Romanian retailing: before and after
While the top 10 retail companies cumulated only 13% value share in 2006, they accounted for 33% in 2016. In terms of origins, while in 2006 six players were international and four domestic, by 2016 only two out of the top 10 remained local companies. These were Dedeman and Altex, both dominating their channels. This shows an obvious consolidation trend and the stronger competitive position of international companies, backed up by increased know how, financing options but also by better vision and strategies. Grocery retailing was the one to see the highest interest and changes throughout these years. The share of modern grocery more than doubled from 26% in 2006 to 55% in 2016, at the expense of traditional grocery retailers. Romanian consumers’ habits changed, favouring modern grocery brands. They dominate the top ranks, holding eight out of the top 10 retailing positions in 2016, compared to only four in 2006.
The leaders of retailing paid the price for their front seat positions, growing organically but also by acquiring weaker competitors, investing in marketing and understanding the local consumers’ specifics. Kaufland consolidated its position to a comfortable level, tripling its value share over 2006-2016. Carrefour remained its main competitor over the years with a multi-channel and multi-brand format. The two, together with Cora, are the only brands present in top 10, which managed to maintain their presence in this group over the considered period. Lidl and Auchan launched andmanaged to build top positions during 2006-2016, and will most likely challenge Carrefour’s second rank in the years to come.
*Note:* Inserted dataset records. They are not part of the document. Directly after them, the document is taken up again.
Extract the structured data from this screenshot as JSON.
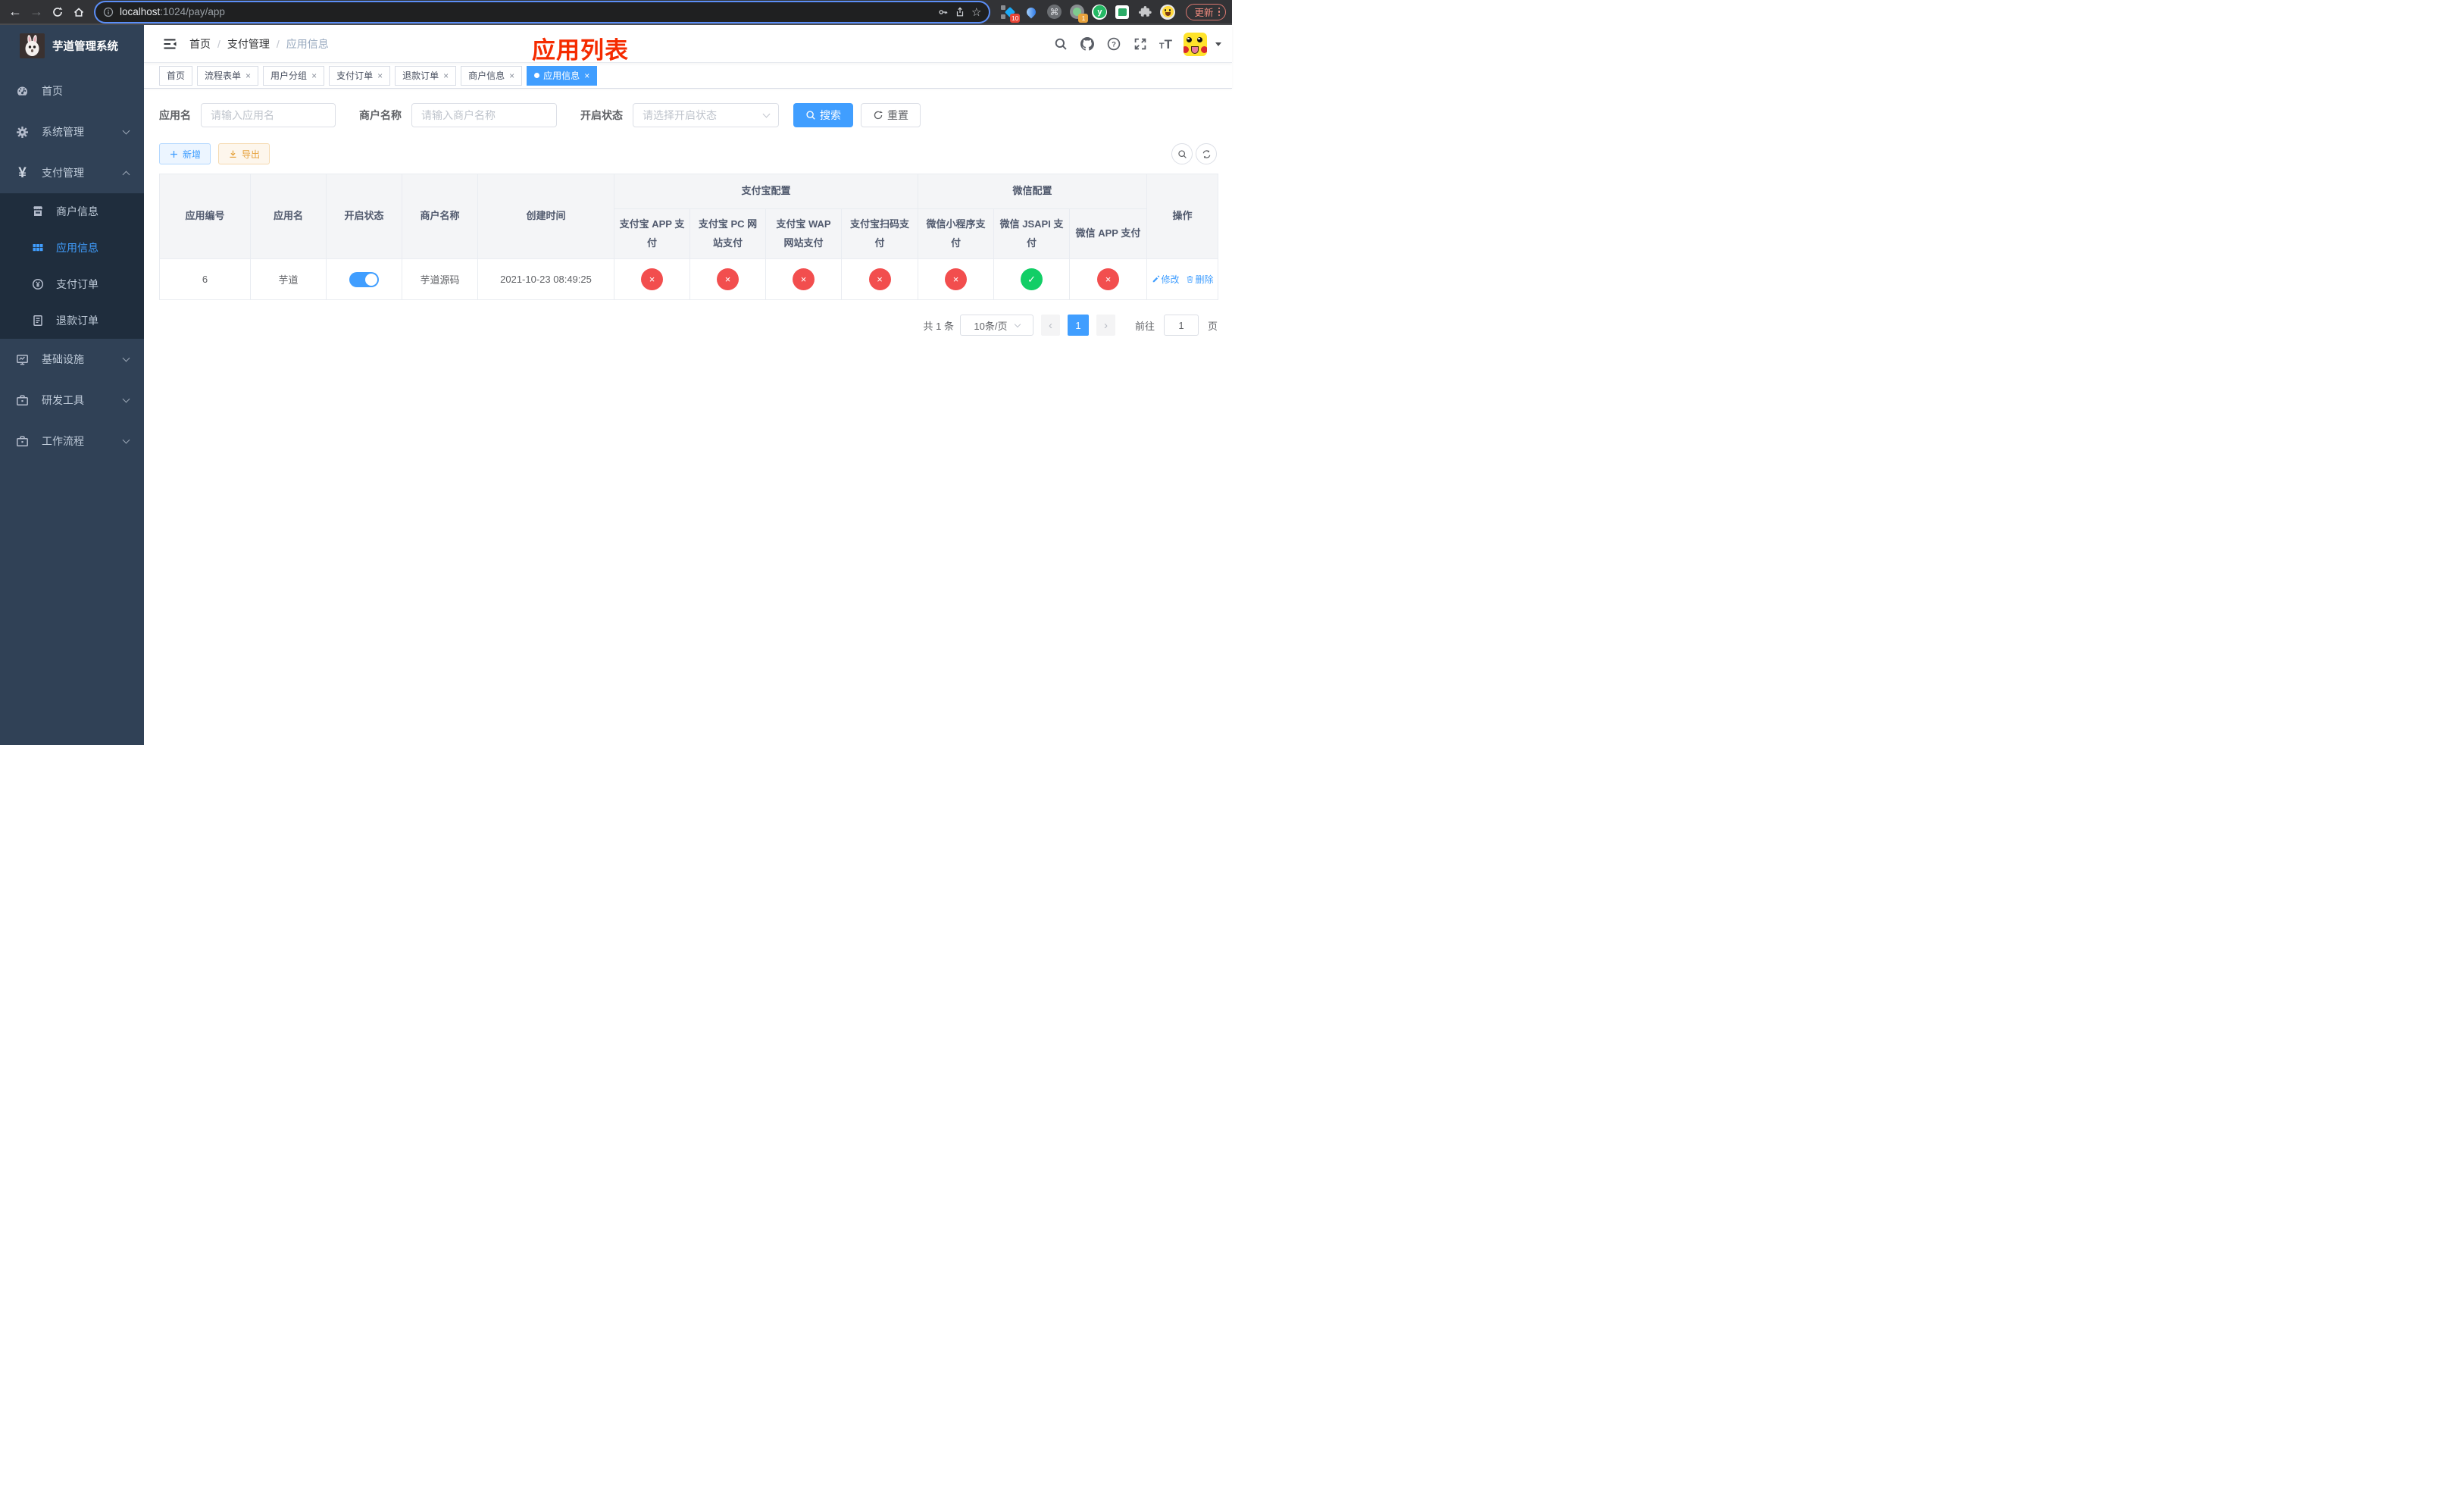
{
  "browser": {
    "url_host": "localhost",
    "url_path": ":1024/pay/app",
    "ext_badge_1": "10",
    "ext_badge_2": "1",
    "command_glyph": "⌘",
    "yuque_glyph": "y",
    "update_button": "更新"
  },
  "sidebar": {
    "logo_title": "芋道管理系统",
    "items": [
      {
        "label": "首页"
      },
      {
        "label": "系统管理"
      },
      {
        "label": "支付管理"
      },
      {
        "label": "商户信息"
      },
      {
        "label": "应用信息"
      },
      {
        "label": "支付订单"
      },
      {
        "label": "退款订单"
      },
      {
        "label": "基础设施"
      },
      {
        "label": "研发工具"
      },
      {
        "label": "工作流程"
      }
    ]
  },
  "navbar": {
    "breadcrumb": [
      "首页",
      "支付管理",
      "应用信息"
    ],
    "page_title": "应用列表"
  },
  "tabs": [
    {
      "label": "首页"
    },
    {
      "label": "流程表单"
    },
    {
      "label": "用户分组"
    },
    {
      "label": "支付订单"
    },
    {
      "label": "退款订单"
    },
    {
      "label": "商户信息"
    },
    {
      "label": "应用信息"
    }
  ],
  "filters": {
    "app_name_label": "应用名",
    "app_name_placeholder": "请输入应用名",
    "merchant_label": "商户名称",
    "merchant_placeholder": "请输入商户名称",
    "status_label": "开启状态",
    "status_placeholder": "请选择开启状态",
    "search_button": "搜索",
    "reset_button": "重置"
  },
  "toolbar": {
    "add_button": "新增",
    "export_button": "导出"
  },
  "table": {
    "columns": [
      "应用编号",
      "应用名",
      "开启状态",
      "商户名称",
      "创建时间"
    ],
    "group_alipay": "支付宝配置",
    "group_wechat": "微信配置",
    "sub_columns": [
      "支付宝 APP 支付",
      "支付宝 PC 网站支付",
      "支付宝 WAP 网站支付",
      "支付宝扫码支付",
      "微信小程序支付",
      "微信 JSAPI 支付",
      "微信 APP 支付"
    ],
    "actions_column": "操作",
    "row": {
      "id": "6",
      "name": "芋道",
      "enabled": true,
      "merchant": "芋道源码",
      "created": "2021-10-23 08:49:25",
      "channels": [
        "no",
        "no",
        "no",
        "no",
        "no",
        "yes",
        "no"
      ],
      "edit_label": "修改",
      "delete_label": "删除"
    }
  },
  "pagination": {
    "total": "共 1 条",
    "page_size": "10条/页",
    "current_page": "1",
    "goto_label": "前往",
    "goto_value": "1",
    "page_unit": "页"
  },
  "colors": {
    "accent": "#409eff",
    "title_red": "#f52b00",
    "status_off": "#f24e4e",
    "status_on": "#12ce66",
    "sidebar_bg": "#304156",
    "submenu_bg": "#1f2d3d"
  }
}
What is next for Romanian retailing?
Within the current competitive landscape, it is highly expected that more acquisitions will take place. Expansion to new channels, such as Auchan’s considered option to open smaller format outlets, is foreseen to take place as well. Although with no rumours around it, Mega Image with its multi-channel grocery portfolio could be a perfect acquisition target for the right buyer. As well, Rewe Group could mark its exit by selling the remaining brand in its portfolio, Penny Market. Dedeman, the dominating home improvement and gardening store, is slowly reaching its domestic expansion limits and might become an interesting acquisition target, but the buyer would have to offer the right price and deal with its current entrepreneurial strategy.
Internet retailing will continue to see the highest growth in the future, being the fastest and most accessible way to become multichannel, and to reach and please new groups of customers. It would not come as a surprise if at some point in the near future, after expanding its marketplace even more, Naspers would consider the sale of eMAG, the leading internet retailer.
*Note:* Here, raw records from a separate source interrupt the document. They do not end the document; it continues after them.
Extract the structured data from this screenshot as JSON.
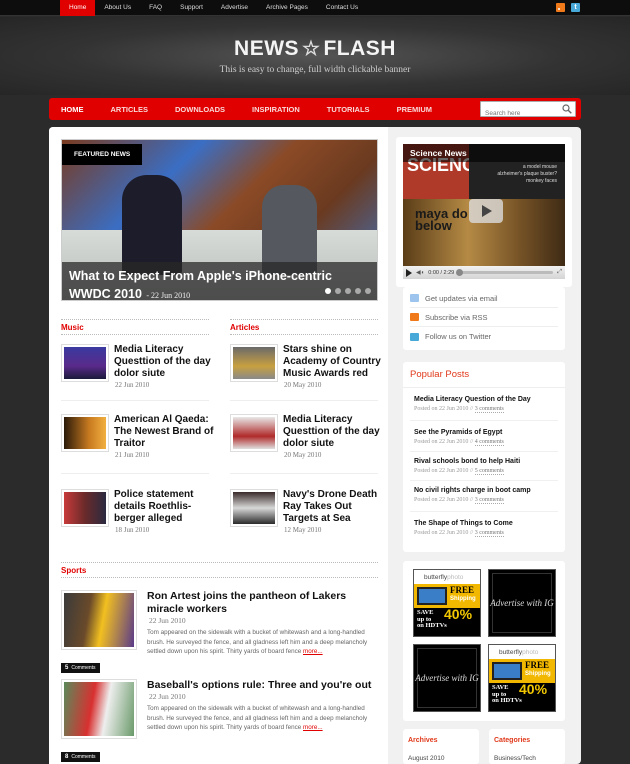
{
  "topbar": {
    "nav": [
      "Home",
      "About Us",
      "FAQ",
      "Support",
      "Advertise",
      "Archive Pages",
      "Contact Us"
    ],
    "active": "Home",
    "icons": [
      "rss-icon",
      "twitter-icon"
    ]
  },
  "header": {
    "logo_left": "NEWS",
    "logo_right": "FLASH",
    "tagline": "This is easy to change, full width clickable banner"
  },
  "mainnav": {
    "items": [
      "HOME",
      "ARTICLES",
      "DOWNLOADS",
      "INSPIRATION",
      "TUTORIALS",
      "PREMIUM"
    ],
    "search_placeholder": "Search here"
  },
  "featured": {
    "badge": "FEATURED NEWS",
    "title": "What to Expect From Apple's iPhone-centric WWDC 2010",
    "date": "- 22 Jun 2010",
    "slides": 5,
    "active_slide": 1
  },
  "sections": {
    "music": {
      "title": "Music",
      "posts": [
        {
          "title": "Media Literacy Questtion of the day dolor siute",
          "date": "22 Jun 2010"
        },
        {
          "title": "American Al Qaeda: The Newest Brand of Traitor",
          "date": "21 Jun 2010"
        },
        {
          "title": "Police statement details Roethlis-berger alleged",
          "date": "18 Jun 2010"
        }
      ]
    },
    "articles": {
      "title": "Articles",
      "posts": [
        {
          "title": "Stars shine on Academy of Country Music Awards red",
          "date": "20 May 2010"
        },
        {
          "title": "Media Literacy Questtion of the day dolor siute",
          "date": "20 May 2010"
        },
        {
          "title": "Navy's Drone Death Ray Takes Out Targets at Sea",
          "date": "12 May 2010"
        }
      ]
    },
    "sports": {
      "title": "Sports",
      "posts": [
        {
          "title": "Ron Artest joins the pantheon of Lakers miracle workers",
          "date": "22 Jun 2010",
          "comments_count": "5",
          "comments_label": "Comments",
          "excerpt": "Tom appeared on the sidewalk with a bucket of whitewash and a long-handled brush. He surveyed the fence, and all gladness left him and a deep melancholy settled down upon his spirit. Thirty yards of board fence ",
          "more": "more..."
        },
        {
          "title": "Baseball's options rule: Three and you're out",
          "date": "22 Jun 2010",
          "comments_count": "8",
          "comments_label": "Comments",
          "excerpt": "Tom appeared on the sidewalk with a bucket of whitewash and a long-handled brush. He surveyed the fence, and all gladness left him and a deep melancholy settled down upon his spirit. Thirty yards of board fence ",
          "more": "more..."
        }
      ]
    }
  },
  "video": {
    "title": "Science News",
    "cover_word": "SCIENCE NEWS",
    "cover_lines": [
      "a model mouse",
      "alzheimer's plaque buster?",
      "monkey faces"
    ],
    "cover_headline": "maya do below",
    "time": "0:00 / 2:29"
  },
  "subscribe": [
    {
      "icon": "email-icon",
      "label": "Get updates via email",
      "color": "#6aa8e0"
    },
    {
      "icon": "rss-icon",
      "label": "Subscribe via RSS",
      "color": "#f07a1a"
    },
    {
      "icon": "twitter-icon",
      "label": "Follow us on Twitter",
      "color": "#48a8d8"
    }
  ],
  "popular": {
    "title": "Popular Posts",
    "posts": [
      {
        "title": "Media Literacy Question of the Day",
        "posted": "Posted on 22 Jun 2010",
        "comments": "3 comments"
      },
      {
        "title": "See the Pyramids of Egypt",
        "posted": "Posted on 22 Jun 2010",
        "comments": "4 comments"
      },
      {
        "title": "Rival schools bond to help Haiti",
        "posted": "Posted on 22 Jun 2010",
        "comments": "5 comments"
      },
      {
        "title": "No civil rights charge in boot camp",
        "posted": "Posted on 22 Jun 2010",
        "comments": "3 comments"
      },
      {
        "title": "The Shape of Things to Come",
        "posted": "Posted on 22 Jun 2010",
        "comments": "3 comments"
      }
    ]
  },
  "ads": {
    "butterfly": {
      "brand": "butterfly",
      "brand_suffix": "photo",
      "free": "FREE",
      "shipping": "Shipping",
      "save": "SAVE",
      "upto": "up to",
      "on": "on HDTVs",
      "pct": "40%"
    },
    "advertise": "Advertise with IG"
  },
  "archives": {
    "title": "Archives",
    "first": "August 2010"
  },
  "categories": {
    "title": "Categories",
    "first": "Business/Tech"
  },
  "colors": {
    "accent": "#e00000",
    "widget_heading": "#e0381a"
  }
}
The last 10 years were a success story for most retailers that saw the opportunity and seriously took on the challenge. Considering the still reduced but increasing incomes, the current low retail expenditure per capita, companies’ interest, and overall, the positive economic forecast, the thrilling rollercoaster ride will continue. After the record growth of 2016, retailing in Romania is expected to continue posting the highest growth in the region over the next five years but with sales far less dynamic than in 2015 and 2016. The general VAT rate was decreased to 19% at the start of 2017 and the latest news involves talks of another decrease to 18% in 2018. Even so, with a new government and with different possible scenarios regarding the development in Europe and globally as well, the ride could at any time, become less pleasant for the faint-hearted.